Remember the Achieving a Better Life Experience (ABLE) Act, which was passed in
2014 and authorized tax-favored savings accounts for people with disabilities?
Proposed regulations issued in 2015 provided a blueprint for creating these
ABLE accounts and authorized the IRS to develop forms needed for reporting
purposes. Another law passed in December 2015 eliminated certain restrictions
on the accounts. Now individual states are gearing up for action. So far, 40
states and the District of Columbia have approved legislation for ABLE
accounts, including a consortium of nine states that are working together. If
your state does not yet offer ABLE accounts (Indiana adopted ABLE accounts on
March 21, 2016), you can open one in a state that does.
How
the accounts work. An ABLE account resembles a Section 529 college savings
plan, but is designed to benefit people with disabilities. The account offers a
way to accumulate savings without losing other benefits. In brief, you
establish an account for an eligible individual, make a contribution, and
choose an investment option. The funds in the account grow on a tax-deferred
basis. For 2016, the maximum contribution is $14,000, which may be sheltered
from gift tax by the annual gift tax exclusion.

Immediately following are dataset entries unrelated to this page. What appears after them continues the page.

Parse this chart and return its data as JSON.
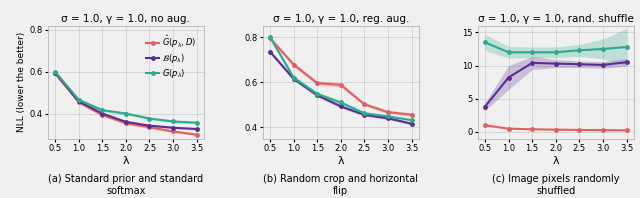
{
  "lambdas": [
    0.5,
    1.0,
    1.5,
    2.0,
    2.5,
    3.0,
    3.5
  ],
  "titles": [
    "σ = 1.0, γ = 1.0, no aug.",
    "σ = 1.0, γ = 1.0, reg. aug.",
    "σ = 1.0, γ = 1.0, rand. shuffle"
  ],
  "xlabel": "λ",
  "ylabel": "NLL (lower the better)",
  "captions": [
    "(a) Standard prior and standard\nsoftmax",
    "(b) Random crop and horizontal\nflip",
    "(c) Image pixels randomly\nshuffled"
  ],
  "colors": {
    "G_hat": "#e06060",
    "B": "#5b2d8e",
    "G": "#2aab90"
  },
  "legend_labels": [
    "$\\hat{G}(p_\\lambda, D)$",
    "$\\mathcal{B}(p_\\lambda)$",
    "$G(p_\\lambda)$"
  ],
  "panel1": {
    "G_hat_mean": [
      0.592,
      0.455,
      0.393,
      0.354,
      0.334,
      0.314,
      0.299
    ],
    "G_hat_std": [
      0.01,
      0.008,
      0.007,
      0.007,
      0.006,
      0.006,
      0.005
    ],
    "B_mean": [
      0.596,
      0.458,
      0.4,
      0.36,
      0.342,
      0.332,
      0.326
    ],
    "B_std": [
      0.008,
      0.007,
      0.006,
      0.006,
      0.005,
      0.005,
      0.004
    ],
    "G_mean": [
      0.6,
      0.466,
      0.416,
      0.4,
      0.376,
      0.362,
      0.356
    ],
    "G_std": [
      0.007,
      0.007,
      0.007,
      0.007,
      0.006,
      0.006,
      0.006
    ],
    "ylim": [
      0.28,
      0.82
    ],
    "yticks": [
      0.4,
      0.6,
      0.8
    ]
  },
  "panel2": {
    "G_hat_mean": [
      0.795,
      0.678,
      0.596,
      0.588,
      0.502,
      0.467,
      0.456
    ],
    "G_hat_std": [
      0.01,
      0.01,
      0.01,
      0.01,
      0.008,
      0.008,
      0.008
    ],
    "B_mean": [
      0.735,
      0.615,
      0.542,
      0.493,
      0.455,
      0.44,
      0.416
    ],
    "B_std": [
      0.008,
      0.008,
      0.008,
      0.008,
      0.006,
      0.006,
      0.006
    ],
    "G_mean": [
      0.8,
      0.62,
      0.548,
      0.51,
      0.462,
      0.448,
      0.432
    ],
    "G_std": [
      0.01,
      0.01,
      0.008,
      0.008,
      0.008,
      0.006,
      0.006
    ],
    "ylim": [
      0.35,
      0.85
    ],
    "yticks": [
      0.4,
      0.6,
      0.8
    ]
  },
  "panel3": {
    "G_hat_mean": [
      1.0,
      0.5,
      0.4,
      0.35,
      0.3,
      0.28,
      0.25
    ],
    "G_hat_std": [
      0.05,
      0.04,
      0.03,
      0.03,
      0.02,
      0.02,
      0.02
    ],
    "B_mean": [
      3.8,
      8.2,
      10.4,
      10.3,
      10.2,
      10.1,
      10.5
    ],
    "B_std": [
      0.6,
      1.8,
      1.0,
      0.6,
      0.5,
      0.5,
      0.6
    ],
    "G_mean": [
      13.5,
      12.0,
      12.0,
      12.0,
      12.3,
      12.5,
      12.8
    ],
    "G_std": [
      1.2,
      0.9,
      0.8,
      0.8,
      0.9,
      1.5,
      2.8
    ],
    "ylim": [
      -1,
      16
    ],
    "yticks": [
      0,
      5,
      10,
      15
    ]
  },
  "fig_bg": "#f0f0f0",
  "axes_bg": "#f0f0f0"
}
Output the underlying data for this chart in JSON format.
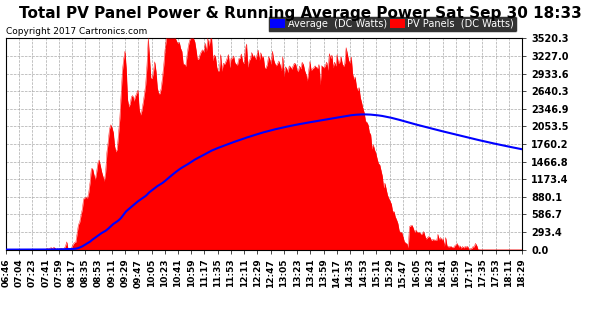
{
  "title": "Total PV Panel Power & Running Average Power Sat Sep 30 18:33",
  "copyright": "Copyright 2017 Cartronics.com",
  "legend_avg": "Average  (DC Watts)",
  "legend_pv": "PV Panels  (DC Watts)",
  "ymax": 3520.3,
  "ymin": 0.0,
  "yticks": [
    0.0,
    293.4,
    586.7,
    880.1,
    1173.4,
    1466.8,
    1760.2,
    2053.5,
    2346.9,
    2640.3,
    2933.6,
    3227.0,
    3520.3
  ],
  "bg_color": "#ffffff",
  "plot_bg_color": "#ffffff",
  "grid_color": "#aaaaaa",
  "pv_color": "#ff0000",
  "avg_color": "#0000ff",
  "title_fontsize": 11,
  "tick_fontsize": 7,
  "num_points": 400
}
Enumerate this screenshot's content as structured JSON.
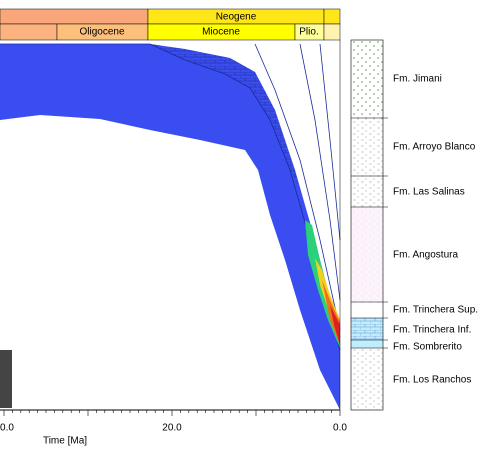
{
  "header": {
    "periods": [
      "Neogene"
    ],
    "epochs": [
      "Oligocene",
      "Miocene",
      "Plio."
    ]
  },
  "x_axis": {
    "label": "Time [Ma]",
    "ticks": [
      "0.0",
      "20.0",
      "0.0"
    ]
  },
  "formations": [
    "Fm. Jimani",
    "Fm. Arroyo Blanco",
    "Fm. Las Salinas",
    "Fm. Angostura",
    "Fm. Trinchera Sup.",
    "Fm. Trinchera Inf.",
    "Fm. Sombrerito",
    "Fm. Los Ranchos"
  ]
}
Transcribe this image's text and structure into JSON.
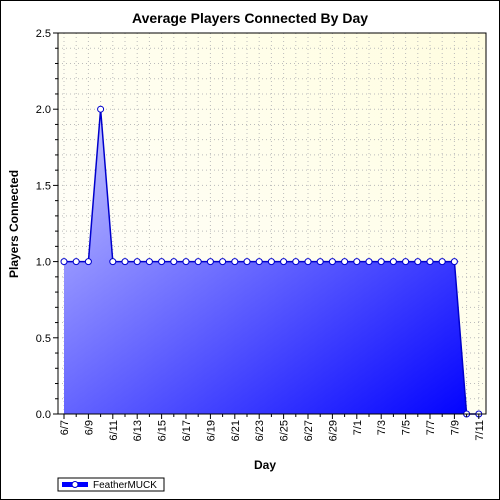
{
  "chart_data": {
    "type": "area",
    "title": "Average Players Connected By Day",
    "xlabel": "Day",
    "ylabel": "Players Connected",
    "ylim": [
      0,
      2.5
    ],
    "yticks": [
      "0.0",
      "0.5",
      "1.0",
      "1.5",
      "2.0",
      "2.5"
    ],
    "categories": [
      "6/7",
      "6/8",
      "6/9",
      "6/10",
      "6/11",
      "6/12",
      "6/13",
      "6/14",
      "6/15",
      "6/16",
      "6/17",
      "6/18",
      "6/19",
      "6/20",
      "6/21",
      "6/22",
      "6/23",
      "6/24",
      "6/25",
      "6/26",
      "6/27",
      "6/28",
      "6/29",
      "6/30",
      "7/1",
      "7/2",
      "7/3",
      "7/4",
      "7/5",
      "7/6",
      "7/7",
      "7/8",
      "7/9",
      "7/10",
      "7/11"
    ],
    "xtick_labels": [
      "6/7",
      "6/9",
      "6/11",
      "6/13",
      "6/15",
      "6/17",
      "6/19",
      "6/21",
      "6/23",
      "6/25",
      "6/27",
      "6/29",
      "7/1",
      "7/3",
      "7/5",
      "7/7",
      "7/9",
      "7/11"
    ],
    "series": [
      {
        "name": "FeatherMUCK",
        "values": [
          1,
          1,
          1,
          2,
          1,
          1,
          1,
          1,
          1,
          1,
          1,
          1,
          1,
          1,
          1,
          1,
          1,
          1,
          1,
          1,
          1,
          1,
          1,
          1,
          1,
          1,
          1,
          1,
          1,
          1,
          1,
          1,
          1,
          0,
          0
        ]
      }
    ],
    "grid": true,
    "legend": "bottom-left",
    "colors": {
      "plot_bg_top": "#fffde0",
      "plot_bg_bottom": "#ffffff",
      "fill_light": "#c8c8ff",
      "fill_dark": "#0000ff",
      "line": "#0000cc",
      "marker_fill": "#ffffff",
      "grid": "#bbbbbb"
    }
  }
}
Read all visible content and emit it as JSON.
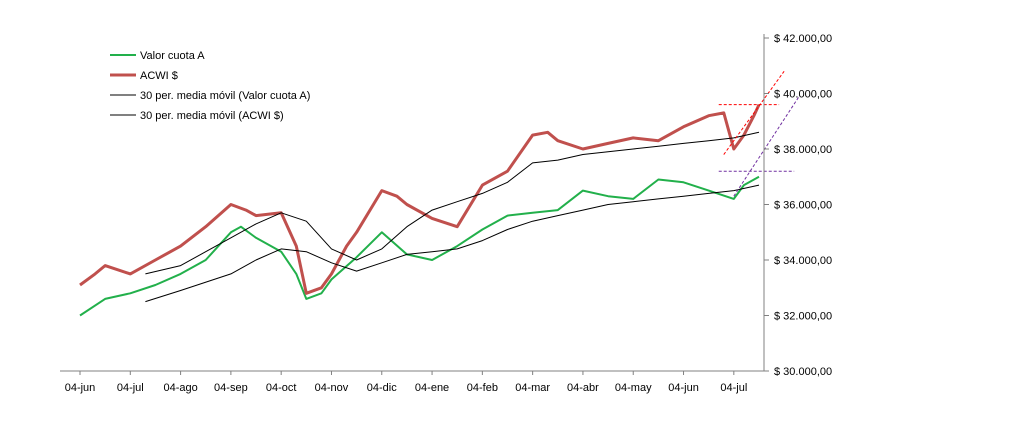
{
  "chart_data": {
    "type": "line",
    "title": "",
    "xlabel": "",
    "ylabel": "",
    "x_tick_labels": [
      "04-jun",
      "04-jul",
      "04-ago",
      "04-sep",
      "04-oct",
      "04-nov",
      "04-dic",
      "04-ene",
      "04-feb",
      "04-mar",
      "04-abr",
      "04-may",
      "04-jun",
      "04-jul"
    ],
    "y_tick_labels": [
      "$ 30.000,00",
      "$ 32.000,00",
      "$ 34.000,00",
      "$ 36.000,00",
      "$ 38.000,00",
      "$ 40.000,00",
      "$ 42.000,00"
    ],
    "y_ticks": [
      30000,
      32000,
      34000,
      36000,
      38000,
      40000,
      42000
    ],
    "ylim": [
      30000,
      42000
    ],
    "xlim": [
      0,
      13.6
    ],
    "y_axis_position": "right",
    "grid": false,
    "legend_position": "top-left",
    "series": [
      {
        "name": "Valor cuota A",
        "color": "#22b04b",
        "style": "line",
        "x": [
          0,
          0.5,
          1,
          1.5,
          2,
          2.5,
          3,
          3.2,
          3.5,
          4,
          4.3,
          4.5,
          4.8,
          5,
          5.5,
          6,
          6.5,
          7,
          7.5,
          8,
          8.5,
          9,
          9.5,
          10,
          10.5,
          11,
          11.5,
          12,
          12.5,
          13,
          13.2,
          13.5
        ],
        "values": [
          32000,
          32600,
          32800,
          33100,
          33500,
          34000,
          35000,
          35200,
          34800,
          34300,
          33500,
          32600,
          32800,
          33300,
          34100,
          35000,
          34200,
          34000,
          34500,
          35100,
          35600,
          35700,
          35800,
          36500,
          36300,
          36200,
          36900,
          36800,
          36500,
          36200,
          36700,
          37000
        ]
      },
      {
        "name": "ACWI $",
        "color": "#c0504d",
        "style": "line",
        "x": [
          0,
          0.3,
          0.5,
          1,
          1.5,
          2,
          2.5,
          3,
          3.3,
          3.5,
          4,
          4.3,
          4.5,
          4.8,
          5,
          5.3,
          5.5,
          6,
          6.3,
          6.5,
          7,
          7.5,
          8,
          8.5,
          9,
          9.3,
          9.5,
          10,
          10.5,
          11,
          11.5,
          12,
          12.5,
          12.8,
          13,
          13.2,
          13.4,
          13.5
        ],
        "values": [
          33100,
          33500,
          33800,
          33500,
          34000,
          34500,
          35200,
          36000,
          35800,
          35600,
          35700,
          34500,
          32800,
          33000,
          33500,
          34500,
          35000,
          36500,
          36300,
          36000,
          35500,
          35200,
          36700,
          37200,
          38500,
          38600,
          38300,
          38000,
          38200,
          38400,
          38300,
          38800,
          39200,
          39300,
          38000,
          38500,
          39200,
          39600
        ]
      },
      {
        "name": "30 per. media móvil (Valor cuota A)",
        "color": "#000000",
        "style": "thin",
        "x": [
          1.3,
          2,
          3,
          3.5,
          4,
          4.5,
          5,
          5.5,
          6,
          6.5,
          7,
          7.5,
          8,
          8.5,
          9,
          9.5,
          10,
          10.5,
          11,
          11.5,
          12,
          12.5,
          13,
          13.5
        ],
        "values": [
          32500,
          32900,
          33500,
          34000,
          34400,
          34300,
          33900,
          33600,
          33900,
          34200,
          34300,
          34400,
          34700,
          35100,
          35400,
          35600,
          35800,
          36000,
          36100,
          36200,
          36300,
          36400,
          36500,
          36700
        ]
      },
      {
        "name": "30 per. media móvil (ACWI $)",
        "color": "#000000",
        "style": "thin",
        "x": [
          1.3,
          2,
          2.5,
          3,
          3.5,
          4,
          4.5,
          5,
          5.5,
          6,
          6.5,
          7,
          7.5,
          8,
          8.5,
          9,
          9.5,
          10,
          10.5,
          11,
          11.5,
          12,
          12.5,
          13,
          13.5
        ],
        "values": [
          33500,
          33800,
          34300,
          34800,
          35300,
          35700,
          35400,
          34400,
          34000,
          34400,
          35200,
          35800,
          36100,
          36400,
          36800,
          37500,
          37600,
          37800,
          37900,
          38000,
          38100,
          38200,
          38300,
          38400,
          38600
        ]
      }
    ],
    "reference_lines": {
      "red_horizontal": {
        "y": 39600,
        "x_start": 12.7,
        "x_end": 13.9,
        "color": "#ff0000"
      },
      "purple_horizontal": {
        "y": 37200,
        "x_start": 12.7,
        "x_end": 14.2,
        "color": "#7030a0"
      },
      "red_trend": {
        "x": [
          12.8,
          14.0
        ],
        "y": [
          37800,
          40800
        ],
        "color": "#ff0000"
      },
      "purple_trend": {
        "x": [
          13.0,
          14.3
        ],
        "y": [
          36300,
          39900
        ],
        "color": "#7030a0"
      }
    }
  }
}
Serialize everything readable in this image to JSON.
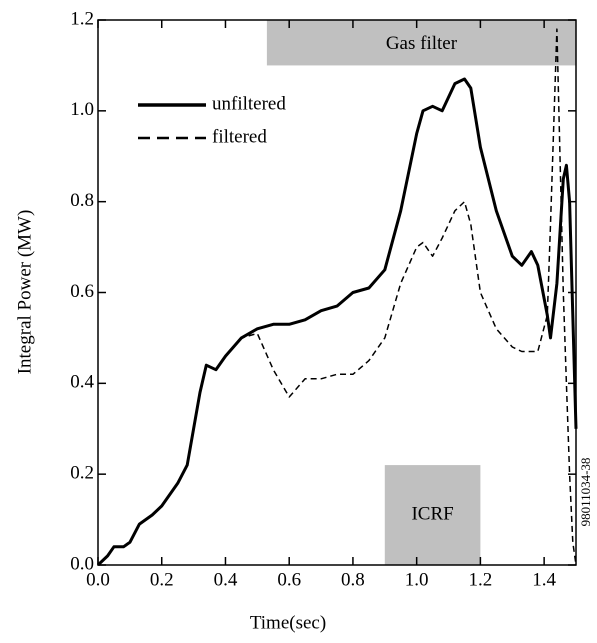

Account distributions for qualified
expenses are tax-free. Qualified expenses include payments for education,
housing, transportation, employment training and support, assistive technology,
personal support services, health care expenses, and financial management and
administrative services.
ABLE accounts are restricted to
individuals who experienced the onset of a significant disability before age
26. A family member who meets this requirement and who is already receiving
Supplemental Security Income and/or Medicaid is eligible to participate,
typically with no impact to those benefits. However, when total assets in the
account exceed $100,000, the Supplemental Security Income will be suspended
until the balance drops below this threshold.